2024-04-02 09:34:13China Daily Editor : Li Yan ECNS App Download

Russia is demanding that Ukraine hand over all those who have been connected to terrorist acts committed in Russia, including the head of Ukraine's SBU Security Service, the Russian Foreign Ministry said on Sunday.

The SBU immediately dismissed the demand as "pointless".

In a statement, the Russian Foreign Ministry listed violent incidents that have occurred in Russia since the conflict broke out in February 2022, including bombings that killed the daughter of a prominent nationalist and blogger, and an incident in which a writer was seriously hurt.

The ministry said investigations of these incidents showed that "the traces of these crimes lead to Ukraine".

"Russia has turned over to Ukrainian authorities its demands… for the immediate arrest and extradition of all those connected to the terrorist acts in question," the statement said.

"Ukraine's violation of its obligations under anti-terrorist conventions will result in it being held to account in international legal terms.

"The Russian side demands that Kyiv immediately cease all support for terrorist activity, extradite guilty parties and compensate the victims for damages."

The statement also referred to the recent mass shooting at a concert hall in Moscow in which 144 people died.

Alexander Bastrykin, head of Russia's Investigative Committee, the country's most important criminal investigation body, was quoted by Russian news agencies as saying on Sunday that work was proceeding to determine who was behind the attack.

SBU head Vasyl Maliuk earlier acknowledged that his agency was behind attacks on the bridge linking Crimea to the Russian mainland since Russia's special military operation in Ukraine began.

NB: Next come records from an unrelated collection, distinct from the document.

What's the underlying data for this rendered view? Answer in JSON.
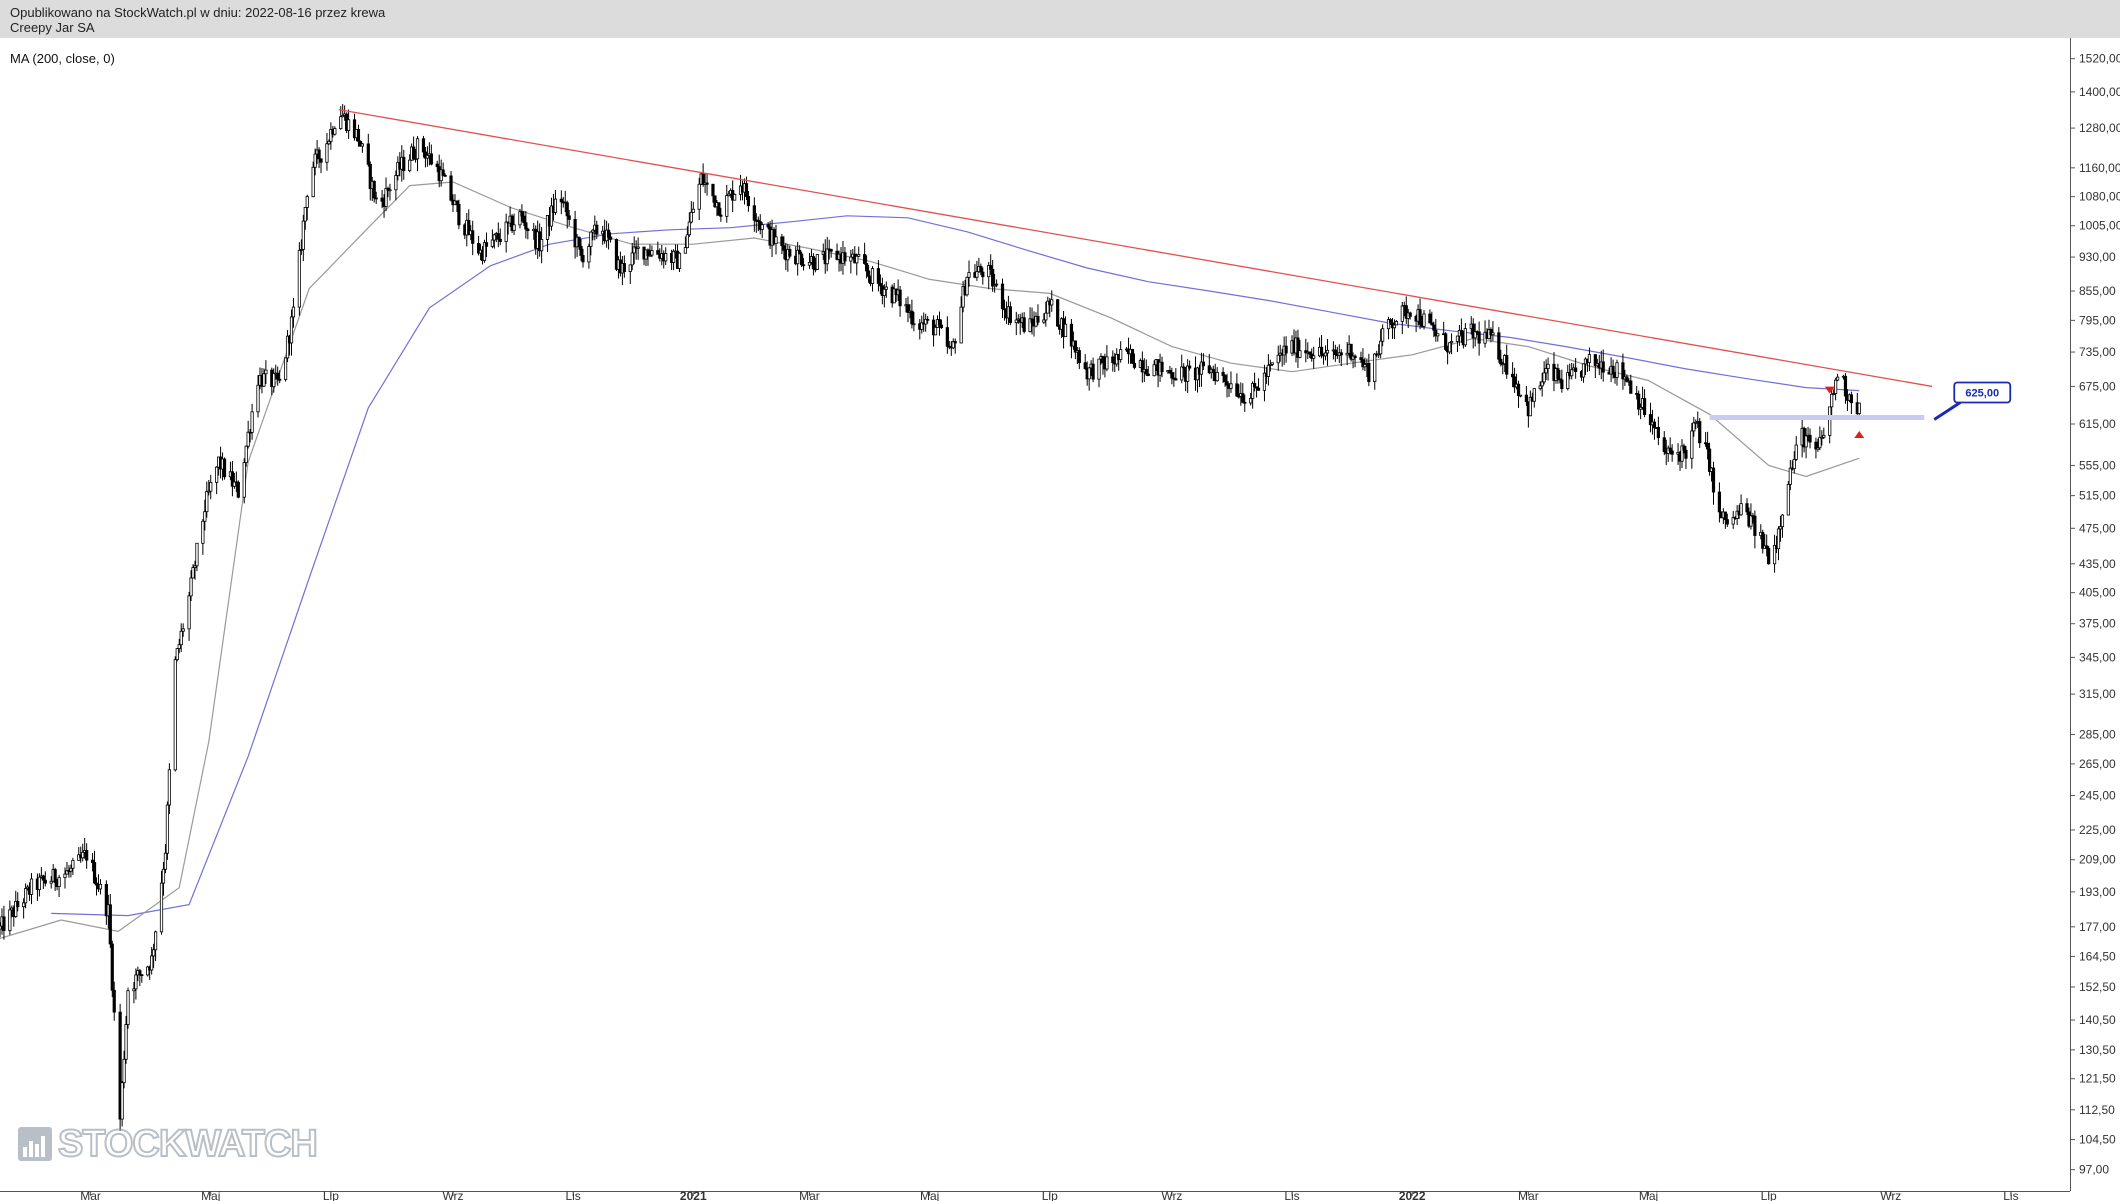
{
  "header": {
    "published_line": "Opublikowano na StockWatch.pl w dniu: 2022-08-16 przez krewa",
    "instrument": "Creepy Jar SA"
  },
  "indicator_label": "MA (200, close, 0)",
  "watermark": "STOCKWATCH",
  "colors": {
    "trendline": "#e05050",
    "ma200": "#7070d8",
    "ma_short": "#999999",
    "level_band": "#c8ccf4",
    "marker": "#e02020",
    "callout": "#1a2bb0",
    "candles": "#000000"
  },
  "chart_data": {
    "type": "candlestick",
    "y_scale": "log",
    "ylim": [
      92,
      1600
    ],
    "x_range": [
      "2020-01-15",
      "2022-12-01"
    ],
    "y_ticks": [
      {
        "v": 97,
        "t": "97,00"
      },
      {
        "v": 104.5,
        "t": "104,50"
      },
      {
        "v": 112.5,
        "t": "112,50"
      },
      {
        "v": 121.5,
        "t": "121,50"
      },
      {
        "v": 130.5,
        "t": "130,50"
      },
      {
        "v": 140.5,
        "t": "140,50"
      },
      {
        "v": 152.5,
        "t": "152,50"
      },
      {
        "v": 164.5,
        "t": "164,50"
      },
      {
        "v": 177,
        "t": "177,00"
      },
      {
        "v": 193,
        "t": "193,00"
      },
      {
        "v": 209,
        "t": "209,00"
      },
      {
        "v": 225,
        "t": "225,00"
      },
      {
        "v": 245,
        "t": "245,00"
      },
      {
        "v": 265,
        "t": "265,00"
      },
      {
        "v": 285,
        "t": "285,00"
      },
      {
        "v": 315,
        "t": "315,00"
      },
      {
        "v": 345,
        "t": "345,00"
      },
      {
        "v": 375,
        "t": "375,00"
      },
      {
        "v": 405,
        "t": "405,00"
      },
      {
        "v": 435,
        "t": "435,00"
      },
      {
        "v": 475,
        "t": "475,00"
      },
      {
        "v": 515,
        "t": "515,00"
      },
      {
        "v": 555,
        "t": "555,00"
      },
      {
        "v": 615,
        "t": "615,00"
      },
      {
        "v": 675,
        "t": "675,00"
      },
      {
        "v": 735,
        "t": "735,00"
      },
      {
        "v": 795,
        "t": "795,00"
      },
      {
        "v": 855,
        "t": "855,00"
      },
      {
        "v": 930,
        "t": "930,00"
      },
      {
        "v": 1005,
        "t": "1005,00"
      },
      {
        "v": 1080,
        "t": "1080,00"
      },
      {
        "v": 1160,
        "t": "1160,00"
      },
      {
        "v": 1280,
        "t": "1280,00"
      },
      {
        "v": 1400,
        "t": "1400,00"
      },
      {
        "v": 1520,
        "t": "1520,00"
      }
    ],
    "x_ticks": [
      {
        "d": "2020-03-01",
        "t": "Mar"
      },
      {
        "d": "2020-05-01",
        "t": "Maj"
      },
      {
        "d": "2020-07-01",
        "t": "Lip"
      },
      {
        "d": "2020-09-01",
        "t": "Wrz"
      },
      {
        "d": "2020-11-01",
        "t": "Lis"
      },
      {
        "d": "2021-01-01",
        "t": "2021",
        "bold": true
      },
      {
        "d": "2021-03-01",
        "t": "Mar"
      },
      {
        "d": "2021-05-01",
        "t": "Maj"
      },
      {
        "d": "2021-07-01",
        "t": "Lip"
      },
      {
        "d": "2021-09-01",
        "t": "Wrz"
      },
      {
        "d": "2021-11-01",
        "t": "Lis"
      },
      {
        "d": "2022-01-01",
        "t": "2022",
        "bold": true
      },
      {
        "d": "2022-03-01",
        "t": "Mar"
      },
      {
        "d": "2022-05-01",
        "t": "Maj"
      },
      {
        "d": "2022-07-01",
        "t": "Lip"
      },
      {
        "d": "2022-09-01",
        "t": "Wrz"
      },
      {
        "d": "2022-11-01",
        "t": "Lis"
      }
    ],
    "price_path": [
      [
        "2020-01-15",
        176
      ],
      [
        "2020-02-01",
        196
      ],
      [
        "2020-02-20",
        203
      ],
      [
        "2020-02-28",
        212
      ],
      [
        "2020-03-10",
        184
      ],
      [
        "2020-03-16",
        110
      ],
      [
        "2020-03-20",
        152
      ],
      [
        "2020-04-01",
        163
      ],
      [
        "2020-04-08",
        215
      ],
      [
        "2020-04-13",
        340
      ],
      [
        "2020-04-20",
        400
      ],
      [
        "2020-04-28",
        500
      ],
      [
        "2020-05-05",
        560
      ],
      [
        "2020-05-15",
        520
      ],
      [
        "2020-05-25",
        690
      ],
      [
        "2020-06-05",
        680
      ],
      [
        "2020-06-12",
        810
      ],
      [
        "2020-06-20",
        1150
      ],
      [
        "2020-06-28",
        1220
      ],
      [
        "2020-07-05",
        1340
      ],
      [
        "2020-07-15",
        1250
      ],
      [
        "2020-07-25",
        1050
      ],
      [
        "2020-08-05",
        1160
      ],
      [
        "2020-08-15",
        1230
      ],
      [
        "2020-08-25",
        1150
      ],
      [
        "2020-09-05",
        1020
      ],
      [
        "2020-09-15",
        940
      ],
      [
        "2020-09-25",
        980
      ],
      [
        "2020-10-05",
        1030
      ],
      [
        "2020-10-15",
        960
      ],
      [
        "2020-10-25",
        1090
      ],
      [
        "2020-11-05",
        930
      ],
      [
        "2020-11-15",
        1010
      ],
      [
        "2020-11-25",
        900
      ],
      [
        "2020-12-05",
        950
      ],
      [
        "2020-12-15",
        940
      ],
      [
        "2020-12-25",
        920
      ],
      [
        "2021-01-05",
        1130
      ],
      [
        "2021-01-15",
        1050
      ],
      [
        "2021-01-25",
        1120
      ],
      [
        "2021-02-05",
        1000
      ],
      [
        "2021-02-15",
        950
      ],
      [
        "2021-02-25",
        930
      ],
      [
        "2021-03-05",
        920
      ],
      [
        "2021-03-15",
        935
      ],
      [
        "2021-03-25",
        920
      ],
      [
        "2021-04-05",
        870
      ],
      [
        "2021-04-15",
        840
      ],
      [
        "2021-04-25",
        790
      ],
      [
        "2021-05-05",
        780
      ],
      [
        "2021-05-12",
        730
      ],
      [
        "2021-05-20",
        890
      ],
      [
        "2021-05-30",
        900
      ],
      [
        "2021-06-10",
        810
      ],
      [
        "2021-06-20",
        780
      ],
      [
        "2021-07-01",
        825
      ],
      [
        "2021-07-10",
        770
      ],
      [
        "2021-07-20",
        700
      ],
      [
        "2021-07-30",
        715
      ],
      [
        "2021-08-10",
        730
      ],
      [
        "2021-08-20",
        710
      ],
      [
        "2021-08-30",
        700
      ],
      [
        "2021-09-10",
        695
      ],
      [
        "2021-09-20",
        705
      ],
      [
        "2021-10-01",
        680
      ],
      [
        "2021-10-10",
        655
      ],
      [
        "2021-10-20",
        700
      ],
      [
        "2021-10-30",
        745
      ],
      [
        "2021-11-10",
        740
      ],
      [
        "2021-11-20",
        725
      ],
      [
        "2021-12-01",
        740
      ],
      [
        "2021-12-10",
        700
      ],
      [
        "2021-12-20",
        790
      ],
      [
        "2022-01-01",
        820
      ],
      [
        "2022-01-10",
        780
      ],
      [
        "2022-01-20",
        745
      ],
      [
        "2022-01-30",
        770
      ],
      [
        "2022-02-10",
        760
      ],
      [
        "2022-02-20",
        700
      ],
      [
        "2022-03-01",
        640
      ],
      [
        "2022-03-10",
        700
      ],
      [
        "2022-03-20",
        680
      ],
      [
        "2022-04-01",
        715
      ],
      [
        "2022-04-10",
        715
      ],
      [
        "2022-04-20",
        690
      ],
      [
        "2022-04-30",
        630
      ],
      [
        "2022-05-10",
        570
      ],
      [
        "2022-05-20",
        575
      ],
      [
        "2022-05-25",
        615
      ],
      [
        "2022-06-01",
        560
      ],
      [
        "2022-06-05",
        490
      ],
      [
        "2022-06-12",
        480
      ],
      [
        "2022-06-18",
        500
      ],
      [
        "2022-06-25",
        470
      ],
      [
        "2022-07-01",
        445
      ],
      [
        "2022-07-05",
        460
      ],
      [
        "2022-07-10",
        530
      ],
      [
        "2022-07-18",
        600
      ],
      [
        "2022-07-25",
        570
      ],
      [
        "2022-07-30",
        610
      ],
      [
        "2022-08-05",
        700
      ],
      [
        "2022-08-10",
        665
      ],
      [
        "2022-08-16",
        640
      ]
    ],
    "series": [
      {
        "points": [
          [
            "2020-02-10",
            183
          ],
          [
            "2020-03-20",
            182
          ],
          [
            "2020-04-20",
            187
          ],
          [
            "2020-05-20",
            270
          ],
          [
            "2020-06-20",
            420
          ],
          [
            "2020-07-20",
            640
          ],
          [
            "2020-08-20",
            820
          ],
          [
            "2020-09-20",
            910
          ],
          [
            "2020-10-20",
            960
          ],
          [
            "2020-11-20",
            985
          ],
          [
            "2020-12-20",
            995
          ],
          [
            "2021-01-20",
            1000
          ],
          [
            "2021-02-20",
            1015
          ],
          [
            "2021-03-20",
            1030
          ],
          [
            "2021-04-20",
            1025
          ],
          [
            "2021-05-20",
            990
          ],
          [
            "2021-06-20",
            945
          ],
          [
            "2021-07-20",
            905
          ],
          [
            "2021-08-20",
            875
          ],
          [
            "2021-09-20",
            855
          ],
          [
            "2021-10-20",
            835
          ],
          [
            "2021-11-20",
            812
          ],
          [
            "2021-12-20",
            790
          ],
          [
            "2022-01-20",
            775
          ],
          [
            "2022-02-20",
            762
          ],
          [
            "2022-03-20",
            745
          ],
          [
            "2022-04-20",
            725
          ],
          [
            "2022-05-20",
            705
          ],
          [
            "2022-06-20",
            688
          ],
          [
            "2022-07-20",
            673
          ],
          [
            "2022-08-16",
            668
          ]
        ]
      },
      {
        "points": [
          [
            "2020-01-15",
            172
          ],
          [
            "2020-02-15",
            180
          ],
          [
            "2020-03-15",
            175
          ],
          [
            "2020-04-15",
            195
          ],
          [
            "2020-04-30",
            280
          ],
          [
            "2020-05-20",
            560
          ],
          [
            "2020-06-20",
            860
          ],
          [
            "2020-07-20",
            1000
          ],
          [
            "2020-08-10",
            1110
          ],
          [
            "2020-09-01",
            1120
          ],
          [
            "2020-10-01",
            1050
          ],
          [
            "2020-11-01",
            1000
          ],
          [
            "2020-12-01",
            960
          ],
          [
            "2021-01-01",
            960
          ],
          [
            "2021-02-01",
            975
          ],
          [
            "2021-03-01",
            950
          ],
          [
            "2021-04-01",
            920
          ],
          [
            "2021-05-01",
            880
          ],
          [
            "2021-06-01",
            860
          ],
          [
            "2021-07-01",
            850
          ],
          [
            "2021-08-01",
            800
          ],
          [
            "2021-09-01",
            745
          ],
          [
            "2021-10-01",
            715
          ],
          [
            "2021-11-01",
            700
          ],
          [
            "2021-12-01",
            715
          ],
          [
            "2022-01-01",
            730
          ],
          [
            "2022-02-01",
            760
          ],
          [
            "2022-03-01",
            745
          ],
          [
            "2022-04-01",
            710
          ],
          [
            "2022-05-01",
            685
          ],
          [
            "2022-06-01",
            630
          ],
          [
            "2022-07-01",
            555
          ],
          [
            "2022-07-20",
            540
          ],
          [
            "2022-08-16",
            565
          ]
        ]
      }
    ],
    "trendline": {
      "from": [
        "2020-07-05",
        1340
      ],
      "to": [
        "2022-09-22",
        675
      ]
    },
    "level": {
      "value": 625,
      "from": "2022-06-01",
      "to": "2022-09-18",
      "label": "625,00"
    },
    "markers": [
      {
        "date": "2022-08-01",
        "value": 668,
        "dir": "down"
      },
      {
        "date": "2022-08-16",
        "value": 600,
        "dir": "up"
      }
    ]
  }
}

Maliuk last week dismissed Moscow's calls to arrest him, after giving a television interview detailing extra-judicial killings of Ukraine's opponents in Russia.

Stepping up campaign

On the front line, the Russian Defense Ministry said its air force has conducted a massive strike on objects of energy infrastructure and the gas industry inside Ukraine.

For over a week, Russia has stepped up an airstrike campaign against Ukrainian energy facilities, leaving many fearing a return to blackouts seen during the first winter of the full-scale conflict.

Ukraine's largest private energy firm DTEK said on Saturday that five of its six plants had been damaged or destroyed with 80 percent of its generating capacity lost, and that repairs could take up to 18 months.

Ukrainian energy company Centrenergo also announced that the Zmiiv Thermal Power Plant, one of the largest in the northeastern Kharkiv region, was completely destroyed following Russian shelling last week. Power outage schedules were still in place for about 120,000 people in the region, where 700,000 had lost electricity after the plant was hit on March 22.

In a message on Sunday to mark the date when some of Ukraine's Christians celebrate Easter, Ukrainian President Volodymyr Zelensky urged the country to persevere.

Meanwhile in Russia, 10 Czech-made Vampire rockets landed in the Belgorod region on Sunday, the Ministry of Defense said.

One woman was injured when a fire broke out following the attack, Belgorod Governor Vyacheslav Gladkov said. Another woman was killed as shelling hit villages along the Russian border.